In this example, we are dealing with a casino that has two types of
dice, a fair dice that has 1/6 probability of rolling any number and
a loaded dice that has 1/2 probability to roll a 6, and 1/10 probability
to roll any other number. The probability of switching from the fair to
loaded dice is .05 and the probability of switching from loaded to fair is
.1.
"""

# standard modules
import random
import unittest
import warnings

from Bio import BiopythonDeprecationWarning

with warnings.catch_warnings():
    warnings.simplefilter("ignore", category=BiopythonDeprecationWarning)
    # HMM stuff we are testing
    from Bio.HMM import MarkovModel
    from Bio.HMM import Trainer
    from Bio.HMM import Utilities


# whether we should print everything out.

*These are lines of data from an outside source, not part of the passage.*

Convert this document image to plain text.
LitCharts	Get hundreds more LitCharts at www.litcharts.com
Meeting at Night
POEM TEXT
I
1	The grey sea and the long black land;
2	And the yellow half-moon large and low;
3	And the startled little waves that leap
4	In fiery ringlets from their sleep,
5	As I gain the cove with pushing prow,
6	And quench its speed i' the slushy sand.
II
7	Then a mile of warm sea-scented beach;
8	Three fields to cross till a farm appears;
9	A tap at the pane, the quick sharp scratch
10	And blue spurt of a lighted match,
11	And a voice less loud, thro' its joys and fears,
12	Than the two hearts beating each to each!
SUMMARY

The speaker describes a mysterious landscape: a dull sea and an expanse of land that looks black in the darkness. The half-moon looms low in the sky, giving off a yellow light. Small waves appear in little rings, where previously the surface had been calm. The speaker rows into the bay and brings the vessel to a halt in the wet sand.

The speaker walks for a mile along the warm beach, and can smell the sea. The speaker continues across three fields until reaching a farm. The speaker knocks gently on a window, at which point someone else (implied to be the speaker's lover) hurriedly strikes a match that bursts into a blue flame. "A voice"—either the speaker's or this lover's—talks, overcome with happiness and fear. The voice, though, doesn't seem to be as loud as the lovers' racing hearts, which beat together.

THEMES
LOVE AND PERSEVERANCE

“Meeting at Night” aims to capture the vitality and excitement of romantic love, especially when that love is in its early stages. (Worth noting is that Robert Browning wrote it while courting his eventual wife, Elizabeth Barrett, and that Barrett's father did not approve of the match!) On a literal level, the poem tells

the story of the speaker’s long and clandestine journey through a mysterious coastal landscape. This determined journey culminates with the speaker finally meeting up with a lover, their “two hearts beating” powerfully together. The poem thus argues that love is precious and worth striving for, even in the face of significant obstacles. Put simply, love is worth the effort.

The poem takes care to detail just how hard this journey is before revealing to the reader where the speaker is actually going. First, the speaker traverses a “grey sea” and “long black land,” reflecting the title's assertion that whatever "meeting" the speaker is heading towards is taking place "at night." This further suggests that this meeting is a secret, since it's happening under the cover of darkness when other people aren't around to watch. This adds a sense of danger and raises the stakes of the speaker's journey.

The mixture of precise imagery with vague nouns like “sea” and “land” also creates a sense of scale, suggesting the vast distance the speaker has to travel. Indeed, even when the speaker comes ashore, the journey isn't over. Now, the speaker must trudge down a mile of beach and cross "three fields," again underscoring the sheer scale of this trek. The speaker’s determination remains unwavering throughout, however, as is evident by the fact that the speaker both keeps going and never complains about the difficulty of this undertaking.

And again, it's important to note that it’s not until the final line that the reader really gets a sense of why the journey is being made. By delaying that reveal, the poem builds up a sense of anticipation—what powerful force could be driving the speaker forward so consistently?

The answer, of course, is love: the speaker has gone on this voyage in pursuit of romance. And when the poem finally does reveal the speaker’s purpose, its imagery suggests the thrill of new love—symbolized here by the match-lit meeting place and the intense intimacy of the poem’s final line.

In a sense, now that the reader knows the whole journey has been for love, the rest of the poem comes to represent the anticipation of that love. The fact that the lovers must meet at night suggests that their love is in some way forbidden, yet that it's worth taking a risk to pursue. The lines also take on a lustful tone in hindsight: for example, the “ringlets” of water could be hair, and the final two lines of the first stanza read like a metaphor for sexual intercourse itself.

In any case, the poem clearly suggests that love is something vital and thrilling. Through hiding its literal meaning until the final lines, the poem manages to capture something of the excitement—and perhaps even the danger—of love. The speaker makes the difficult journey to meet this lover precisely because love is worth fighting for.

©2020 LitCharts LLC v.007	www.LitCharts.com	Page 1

Set this to zero for
# regression testing
VERBOSE = 0


# -- set up our alphabets
dice_roll_alphabet = ("1", "2", "3", "4", "5", "6")
dice_type_alphabet = ("F", "L")


def generate_rolls(num_rolls):
    """Generate a bunch of rolls corresponding to the casino probabilities.

    Returns:
    - The generate roll sequence
    - The state sequence that generated the roll.

    """
    # start off in the fair state
    cur_state = "F"
    roll_seq = []
    state_seq = []
    loaded_weights = [0.1, 0.1, 0.1, 0.1, 0.1, 0.5]
    # generate the sequence
    for roll in range(num_rolls):
        state_seq.append(cur_state)
        # add on a new roll to the sequence
        if cur_state == "F":
            new_rolls = random.choices(dice_roll_alphabet)
        elif cur_state == "L":
            new_rolls = random.choices(dice_roll_alphabet, weights=loaded_weights)
        new_roll = new_rolls[0]

        roll_seq.append(new_roll)
        # now give us a chance to switch to a new state
        chance_num = random.random()
        if cur_state == "F":
            if chance_num <= 0.05:
                cur_state = "L"
        elif cur_state == "L":
            if chance_num <= 0.1:
                cur_state = "F"
    return roll_seq, state_seq


class TestHMMCasino(unittest.TestCase):
    @classmethod
    def setUpClass(cls):
        cls.mm_builder = MarkovModel.MarkovModelBuilder(
            dice_type_alphabet, dice_roll_alphabet
        )
        cls.mm_builder.allow_all_transitions()
        cls.mm_builder.set_random_probabilities()
        # get a sequence of rolls to train the markov model with
        cls.rolls, cls.states = generate_rolls(3000)

    def test_baum_welch_training_standard(self):
        """Standard Training with known states."""
        known_training_seq = Trainer.TrainingSequence(self.rolls, self.states)
        standard_mm = self.mm_builder.get_markov_model()
        trainer = Trainer.KnownStateTrainer(standard_mm)
        trained_mm = trainer.train([known_training_seq])
        if VERBOSE:
            print(trained_mm.transition_prob)
            print(trained_mm.emission_prob)
        test_rolls, test_states = generate_rolls(300)
        predicted_states, prob = trained_mm.viterbi(test_rolls, dice_type_alphabet)
        if VERBOSE:
            print(f"Prediction probability: {prob:f}")
            Utilities.pretty_print_prediction(test_rolls, test_states, predicted_states)

    def test_baum_welch_training_without(self):
        """Baum-Welch training without known state sequences."""
        training_seq = Trainer.TrainingSequence(self.rolls, ())

        def stop_training(log_likelihood_change, num_iterations):
            """Tell the training model when to stop."""
            if VERBOSE:
                print(f"ll change: {log_likelihood_change:f}")
            if log_likelihood_change < 0.01:
                return 1
            elif num_iterations >= 10:
                return 1
            else:
                return 0

        baum_welch_mm = self.mm_builder.get_markov_model()
        trainer = Trainer.BaumWelchTrainer(baum_welch_mm)
        trained_mm = trainer.train([training_seq], stop_training)
        if VERBOSE:
            print(trained_mm.transition_prob)
            print(trained_mm.emission_prob)
        test_rolls, test_states = generate_rolls(300)
        predicted_states, prob = trained_mm.viterbi(test_rolls, dice_type_alphabet)
        if VERBOSE:
            print(f"Prediction probability: {prob:f}")
            Utilities.pretty_print_prediction(
                self.test_rolls, test_states, predicted_states
            )


if __name__ == "__main__":
    runner = unittest.TextTestRunner(verbosity=2)
    unittest.main(testRunner=runner)